A High Court judge has dismissed a negligence claim against London law firm Farrer & Co in a case involving a client with a $300m (£231m) trust fund.
The client, Peter Cundill, was dying from a rare incurable illness, and in 2008 wished to give his intimate companion, Tina Chantal Joseph (CJ), a gift of around $10m in cash from the trust fund, in addition to having bought her a flat.
The trustees of the fund – which was located in Bermuda – refused, but agreed to pay her £5m, split into 10 six-monthly payments of £500,000. They decided to stop the payments after £1m was paid, alleging her interference in his care arrangements.
After Mr Cundill died in 2011, CJ claimed Farrer & Co solicitor Richard Parry had owed her a duty of care in relation to the matter and that the firm was negligent.
Dismissing the claim in Joseph v Farrer & Co LLP  EWHC 2072 (Ch), decided in May but published this week, His Honour Judge Purle QC found there was “no sustainable claim for negligence” because “there were… sufficient tensions between the interests of the claimant and the interests of Mr Cundill [not] to burden Mr Parry with a duty to act in both their interests”.

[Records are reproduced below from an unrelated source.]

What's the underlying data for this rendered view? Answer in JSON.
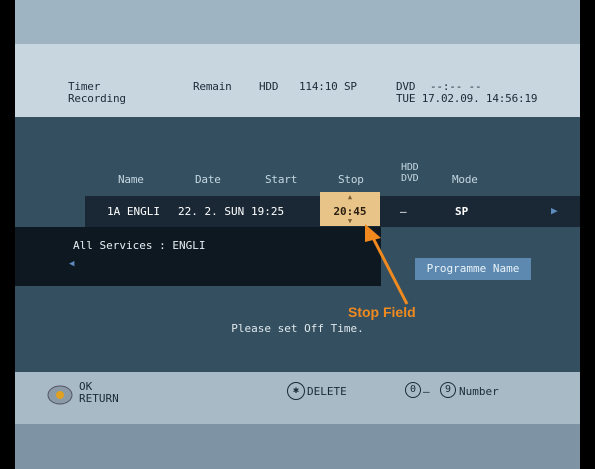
{
  "header": {
    "title": "Timer Recording",
    "title_line1": "Timer",
    "title_line2": "Recording",
    "remain_label": "Remain",
    "hdd_label": "HDD",
    "hdd_remain": "114:10 SP",
    "dvd_label": "DVD",
    "dvd_remain": "--:-- --",
    "datetime": "TUE 17.02.09. 14:56:19"
  },
  "table": {
    "columns": [
      "Name",
      "Date",
      "Start",
      "Stop",
      "HDD DVD",
      "Mode"
    ],
    "col_name": "Name",
    "col_date": "Date",
    "col_start": "Start",
    "col_stop": "Stop",
    "col_dest_top": "HDD",
    "col_dest_bottom": "DVD",
    "col_mode": "Mode",
    "row": {
      "name": "1A ENGLI",
      "date": "22. 2. SUN",
      "start": "19:25",
      "stop": "20:45",
      "dest": "—",
      "mode": "SP"
    }
  },
  "services": {
    "text": "All Services : ENGLI"
  },
  "programme_name_button": "Programme Name",
  "message": "Please set Off Time.",
  "callout": "Stop Field",
  "footer": {
    "ok": "OK",
    "return": "RETURN",
    "delete": "DELETE",
    "number_from": "0",
    "number_to": "9",
    "number_label": "Number"
  },
  "colors": {
    "accent": "#f08a1e",
    "selected_cell": "#e8c488",
    "button": "#5d89b0"
  }
}
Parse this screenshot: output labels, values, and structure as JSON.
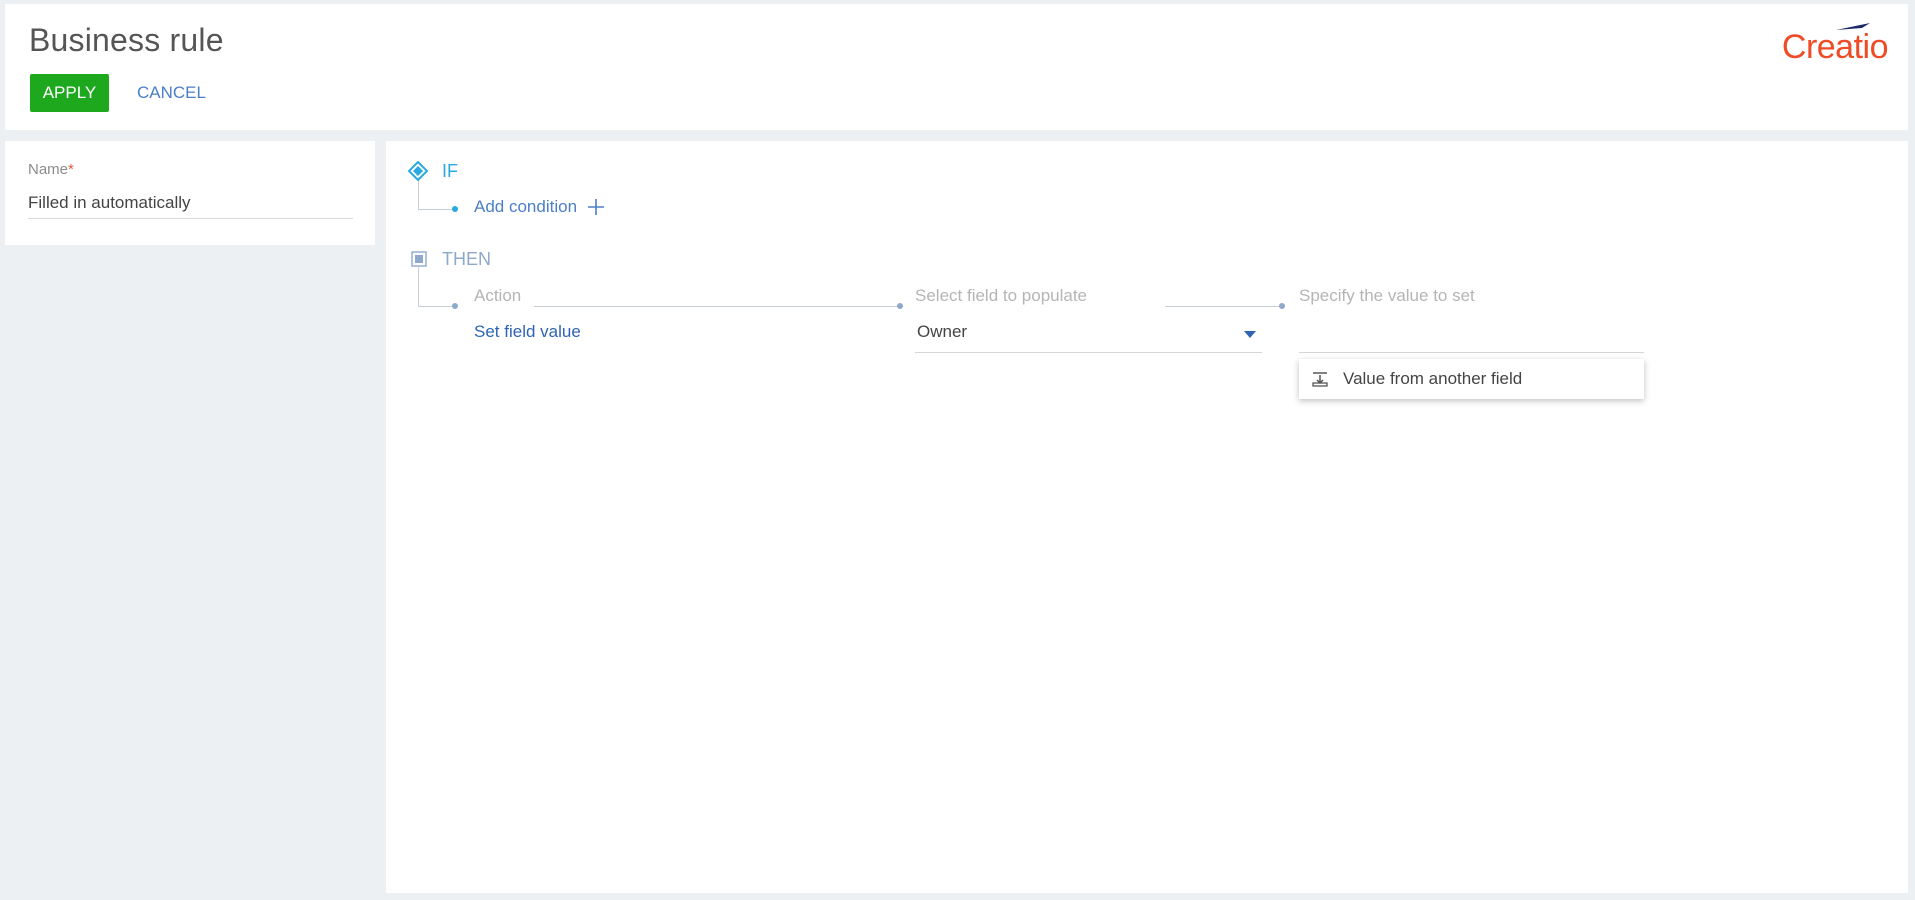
{
  "header": {
    "title": "Business rule",
    "apply_label": "APPLY",
    "cancel_label": "CANCEL",
    "logo_text": "Creatio"
  },
  "name_field": {
    "label": "Name",
    "required_mark": "*",
    "value": "Filled in automatically"
  },
  "rule": {
    "if_label": "IF",
    "add_condition_label": "Add condition",
    "then_label": "THEN",
    "columns": {
      "action": "Action",
      "field": "Select field to populate",
      "value": "Specify the value to set"
    },
    "action_value": "Set field value",
    "field_value": "Owner",
    "value_input": ""
  },
  "dropdown": {
    "items": [
      {
        "label": "Value from another field",
        "icon": "field-source-icon"
      }
    ]
  },
  "colors": {
    "accent_green": "#1ea81e",
    "link_blue": "#4b7fc7",
    "if_blue": "#2aa9e0",
    "logo_orange": "#ee4b26"
  }
}
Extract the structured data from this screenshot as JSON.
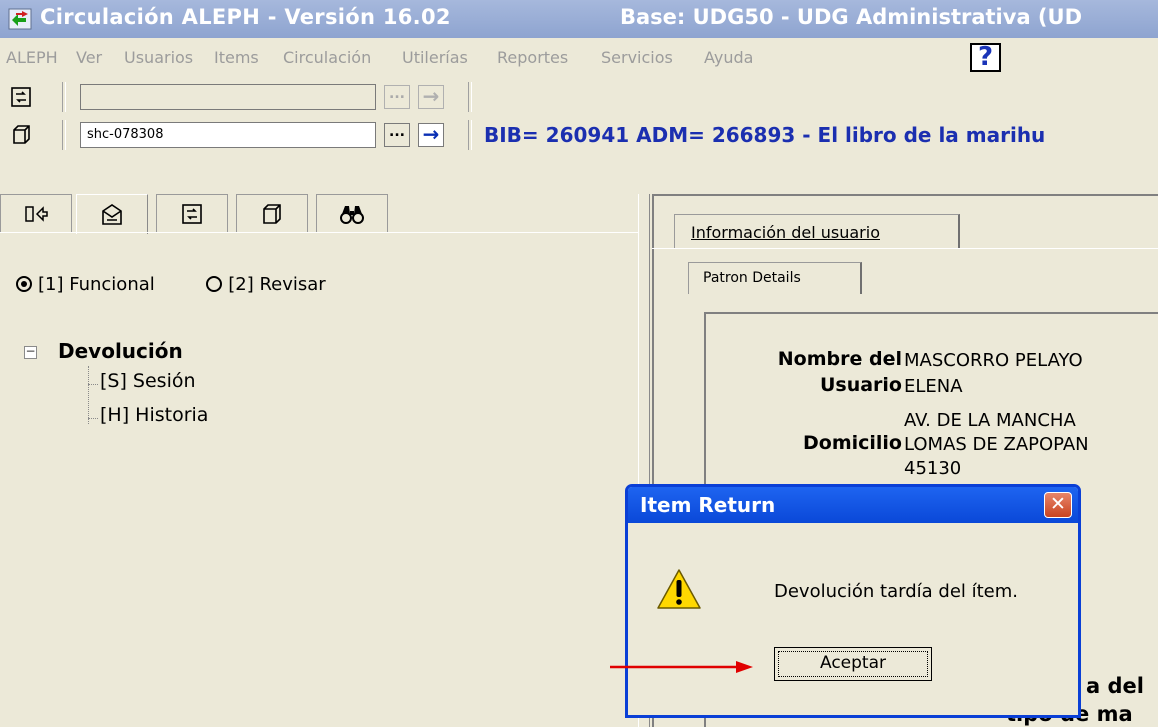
{
  "window": {
    "title": "Circulación ALEPH - Versión 16.02",
    "base": "Base:  UDG50 - UDG Administrativa (UD"
  },
  "menu": {
    "items": [
      "ALEPH",
      "Ver",
      "Usuarios",
      "Items",
      "Circulación",
      "Utilerías",
      "Reportes",
      "Servicios",
      "Ayuda"
    ],
    "help_label": "?"
  },
  "toolbar1": {
    "input_value": "",
    "dots_label": "...",
    "go_label": "→"
  },
  "toolbar2": {
    "input_value": "shc-078308",
    "dots_label": "...",
    "go_label": "→",
    "bib_info": "BIB= 260941 ADM= 266893 - El libro de la marihu"
  },
  "left_panel": {
    "tab_icons": [
      "return-icon",
      "mail-icon",
      "swap-icon",
      "window-icon",
      "binoculars-icon"
    ],
    "radio_functional": "[1] Funcional",
    "radio_review": "[2] Revisar",
    "tree_toggle": "−",
    "tree_root": "Devolución",
    "tree_children": [
      "[S] Sesión",
      "[H] Historia"
    ]
  },
  "right_panel": {
    "tab_user_info": "Información del usuario",
    "tab_patron_details": "Patron Details",
    "name_label_1": "Nombre del",
    "name_label_2": "Usuario",
    "name_value_1": "MASCORRO PELAYO",
    "name_value_2": "ELENA",
    "address_label": "Domicilio",
    "address_line_1": "AV. DE LA MANCHA",
    "address_line_2": "LOMAS DE ZAPOPAN",
    "address_line_3": "45130",
    "bottom_label_1": "a del",
    "bottom_label_2": "tipo de ma"
  },
  "dialog": {
    "title": "Item Return",
    "close_label": "✕",
    "message": "Devolución tardía del ítem.",
    "ok_label": "Aceptar"
  },
  "colors": {
    "titlebar": "#8ea4d0",
    "bib_text": "#1b2fb0",
    "dialog_title": "#0a48d8",
    "annotation_arrow": "#e00000"
  }
}
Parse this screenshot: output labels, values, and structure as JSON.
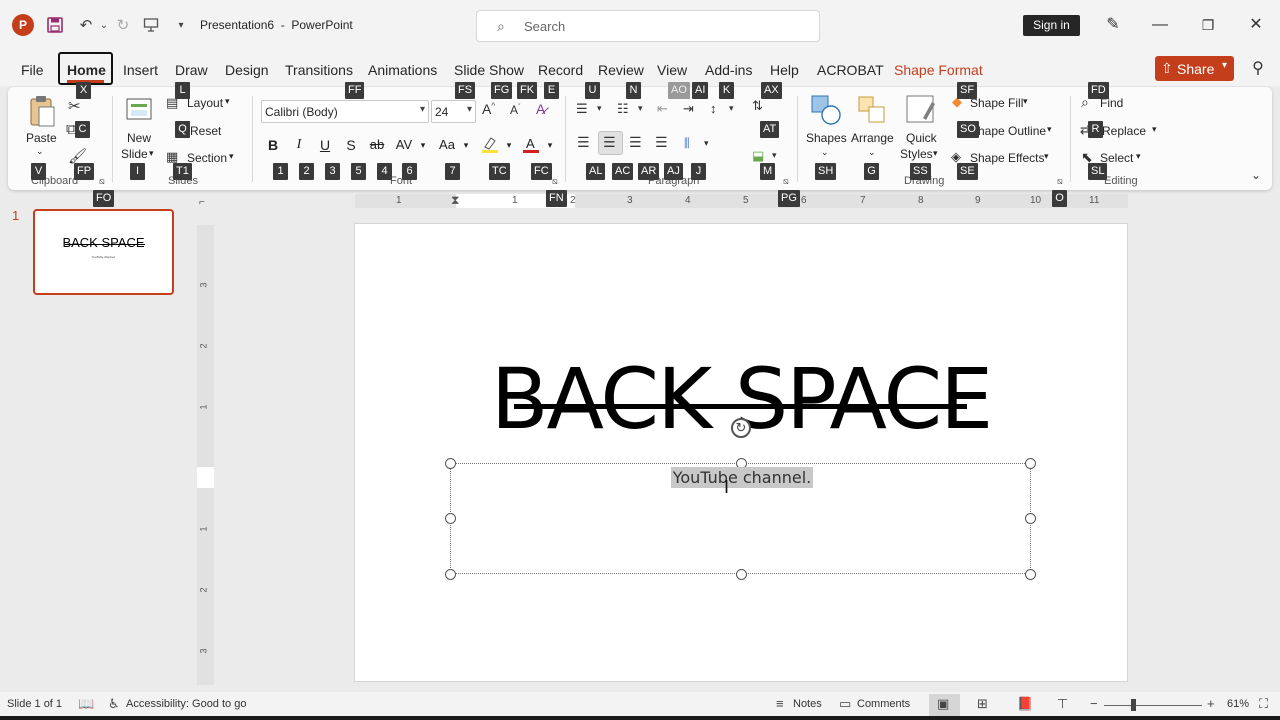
{
  "title_bar": {
    "app_logo": "P",
    "doc_title": "Presentation6  -  PowerPoint",
    "search_placeholder": "Search",
    "sign_in": "Sign in",
    "icons": [
      "save-icon",
      "undo-icon",
      "redo-icon",
      "present-icon",
      "customize-icon"
    ]
  },
  "menu": {
    "tabs": [
      "File",
      "Home",
      "Insert",
      "Draw",
      "Design",
      "Transitions",
      "Animations",
      "Slide Show",
      "Record",
      "Review",
      "View",
      "Add-ins",
      "Help",
      "ACROBAT",
      "Shape Format"
    ],
    "active_tab": "Home",
    "share": "Share"
  },
  "ribbon": {
    "clipboard": {
      "paste": "Paste",
      "label": "Clipboard"
    },
    "slides": {
      "new_slide_1": "New",
      "new_slide_2": "Slide",
      "layout": "Layout",
      "reset": "Reset",
      "section": "Section",
      "label": "Slides"
    },
    "font": {
      "font_name": "Calibri (Body)",
      "font_size": "24",
      "bold": "B",
      "italic": "I",
      "underline": "U",
      "shadow": "S",
      "strike": "ab",
      "spacing": "AV",
      "case": "Aa",
      "label": "Font"
    },
    "paragraph": {
      "label": "Paragraph"
    },
    "drawing": {
      "shapes": "Shapes",
      "arrange": "Arrange",
      "quick_styles_1": "Quick",
      "quick_styles_2": "Styles",
      "shape_fill": "Shape Fill",
      "shape_outline": "Shape Outline",
      "shape_effects": "Shape Effects",
      "label": "Drawing"
    },
    "editing": {
      "find": "Find",
      "replace": "Replace",
      "select": "Select",
      "label": "Editing"
    }
  },
  "keytips": {
    "x": "X",
    "l": "L",
    "ff": "FF",
    "fs": "FS",
    "fg": "FG",
    "fk": "FK",
    "e": "E",
    "u": "U",
    "n": "N",
    "ao": "AO",
    "ai": "AI",
    "k": "K",
    "ax": "AX",
    "sf": "SF",
    "fd": "FD",
    "c": "C",
    "q": "Q",
    "at": "AT",
    "so": "SO",
    "r": "R",
    "k1": "1",
    "k2": "2",
    "k3": "3",
    "k5": "5",
    "k4": "4",
    "k6": "6",
    "k7": "7",
    "tc": "TC",
    "fc": "FC",
    "al": "AL",
    "ac": "AC",
    "ar": "AR",
    "aj": "AJ",
    "j": "J",
    "m": "M",
    "sh": "SH",
    "g": "G",
    "ss": "SS",
    "se": "SE",
    "sl": "SL",
    "v": "V",
    "fp": "FP",
    "i": "I",
    "t1": "T1",
    "fo": "FO",
    "fn": "FN",
    "pg": "PG",
    "o": "O"
  },
  "slides_panel": {
    "slide_number": "1",
    "thumb_title": "BACK SPACE",
    "thumb_sub": "YouTube channel."
  },
  "slide": {
    "title": "BACK SPACE",
    "subtitle": "YouTube channel."
  },
  "ruler": {
    "h_numbers": [
      "1",
      "1",
      "2",
      "3",
      "4",
      "5",
      "6",
      "7",
      "8",
      "9",
      "10",
      "11"
    ],
    "v_numbers": [
      "3",
      "2",
      "1",
      "1",
      "2",
      "3"
    ]
  },
  "status": {
    "slide_of": "Slide 1 of 1",
    "accessibility": "Accessibility: Good to go",
    "notes": "Notes",
    "comments": "Comments",
    "zoom": "61%"
  },
  "colors": {
    "accent": "#c43e1c",
    "keytip": "#3a3a3a"
  }
}
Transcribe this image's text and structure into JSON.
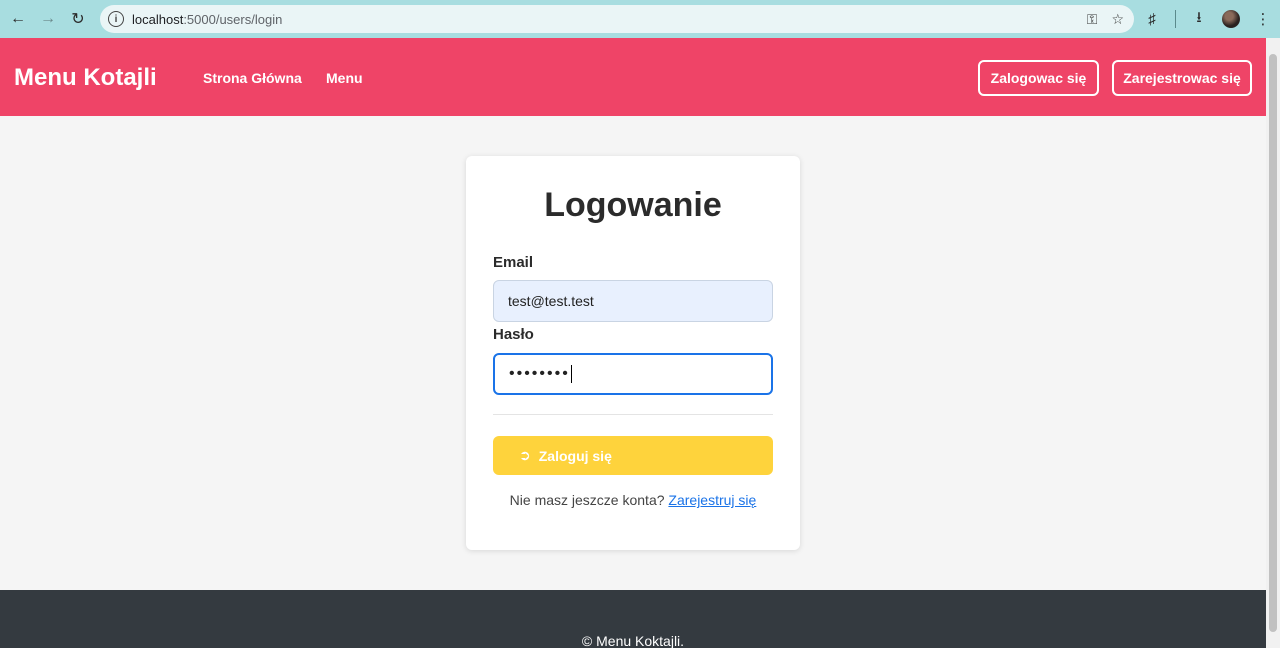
{
  "browser": {
    "url_host": "localhost",
    "url_path": ":5000/users/login"
  },
  "header": {
    "brand": "Menu Kotajli",
    "nav": [
      "Strona Główna",
      "Menu"
    ],
    "login_label": "Zalogowac się",
    "register_label": "Zarejestrowac się"
  },
  "login": {
    "title": "Logowanie",
    "email_label": "Email",
    "email_value": "test@test.test",
    "password_label": "Hasło",
    "password_value": "••••••••",
    "submit_label": "Zaloguj się",
    "signup_prompt": "Nie masz jeszcze konta?",
    "signup_link": "Zarejestruj się"
  },
  "footer": {
    "text": "© Menu Koktajli."
  },
  "colors": {
    "header": "#ef4467",
    "submit": "#fed33c",
    "footer": "#343a40"
  }
}
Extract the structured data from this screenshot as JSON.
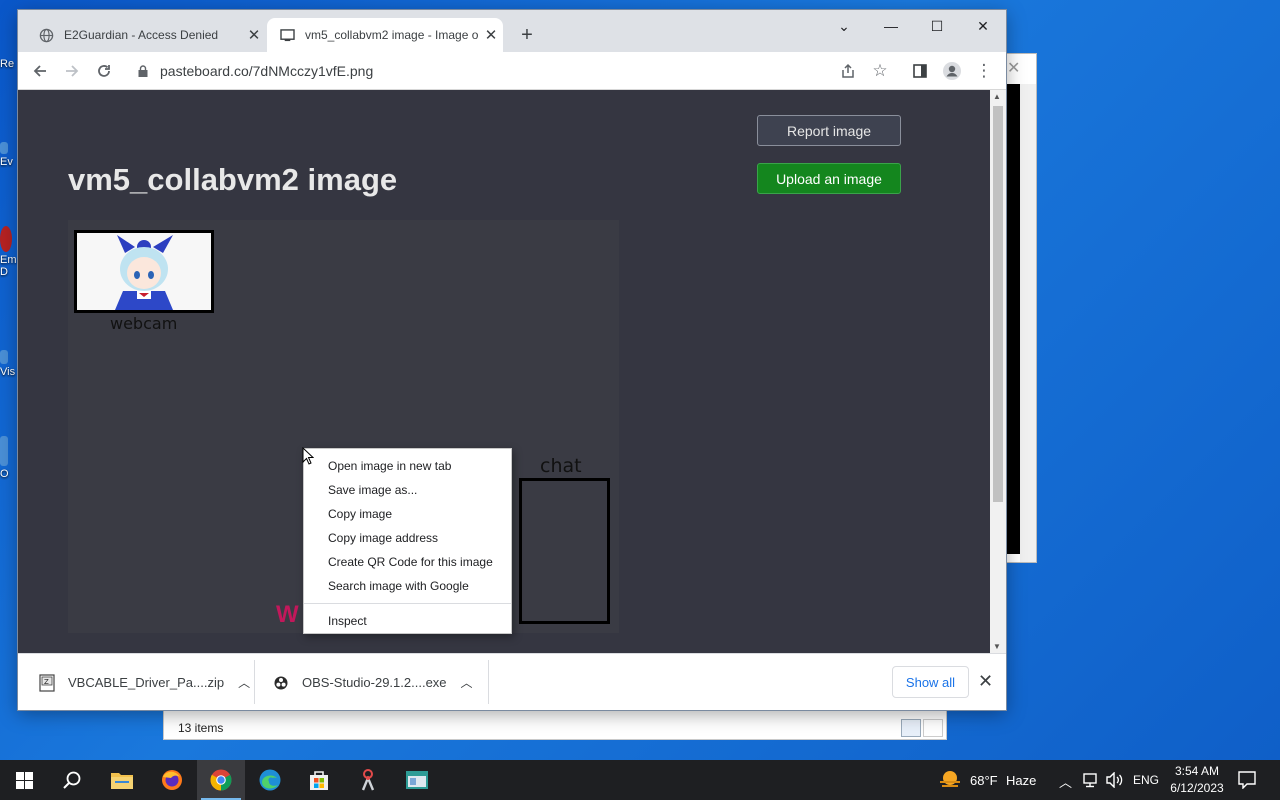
{
  "desktop_labels": [
    "Re",
    "Ev",
    "Em",
    "D",
    "Vis",
    "O"
  ],
  "explorer": {
    "items_count": "13 items"
  },
  "browser": {
    "tabs": [
      {
        "title": "E2Guardian - Access Denied",
        "active": false
      },
      {
        "title": "vm5_collabvm2 image - Image o",
        "active": true
      }
    ],
    "url": "pasteboard.co/7dNMcczy1vfE.png"
  },
  "page": {
    "title": "vm5_collabvm2 image",
    "report_button": "Report image",
    "upload_button": "Upload an image",
    "image": {
      "webcam_label": "webcam",
      "chat_label": "chat",
      "watermark": "W"
    }
  },
  "context_menu": {
    "items": [
      "Open image in new tab",
      "Save image as...",
      "Copy image",
      "Copy image address",
      "Create QR Code for this image",
      "Search image with Google"
    ],
    "inspect": "Inspect"
  },
  "downloads": {
    "items": [
      {
        "name": "VBCABLE_Driver_Pa....zip"
      },
      {
        "name": "OBS-Studio-29.1.2....exe"
      }
    ],
    "show_all": "Show all"
  },
  "taskbar": {
    "weather": {
      "temp": "68°F",
      "condition": "Haze"
    },
    "language": "ENG",
    "time": "3:54 AM",
    "date": "6/12/2023"
  }
}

These tensions included Mr Cundill saying that he was happy for his care arrangements to continue unaltered but he also wanted to “appease” CJ by changing them. The judge continued: “This tension… makes it inappropriate for any duty to be imposed.”
The judge praised Mr Parry for “the obvious conscientiousness” he showed towards the interests of Mr Cundill, and “the delicate balance that he sought to achieve between giving effect to his client’s wishes and ensuring that he was not the victim of his own folly”.
Judge Purle continued: “I bear in mind therefore that we are not talking about, from Mr Cundill’s perspective, life-changing amounts, but from the claimant’s perspective of course these were very significant amounts…
“Having determined that it was not prepared to make an outright gift upfront, the donor was entitled to review its decision before it came to approve the gifts which technically were during his lifetime to be made to Mr Cundill, but knowing he was going to make a gift of the sums in question to the claimant.
“The claimant ran the risk of the donors, being the trustees, changing their minds, and there was no duty on Mr Parry or his firm to prevent that state of affairs from coming about.
“Accordingly, the claim must be dismissed.”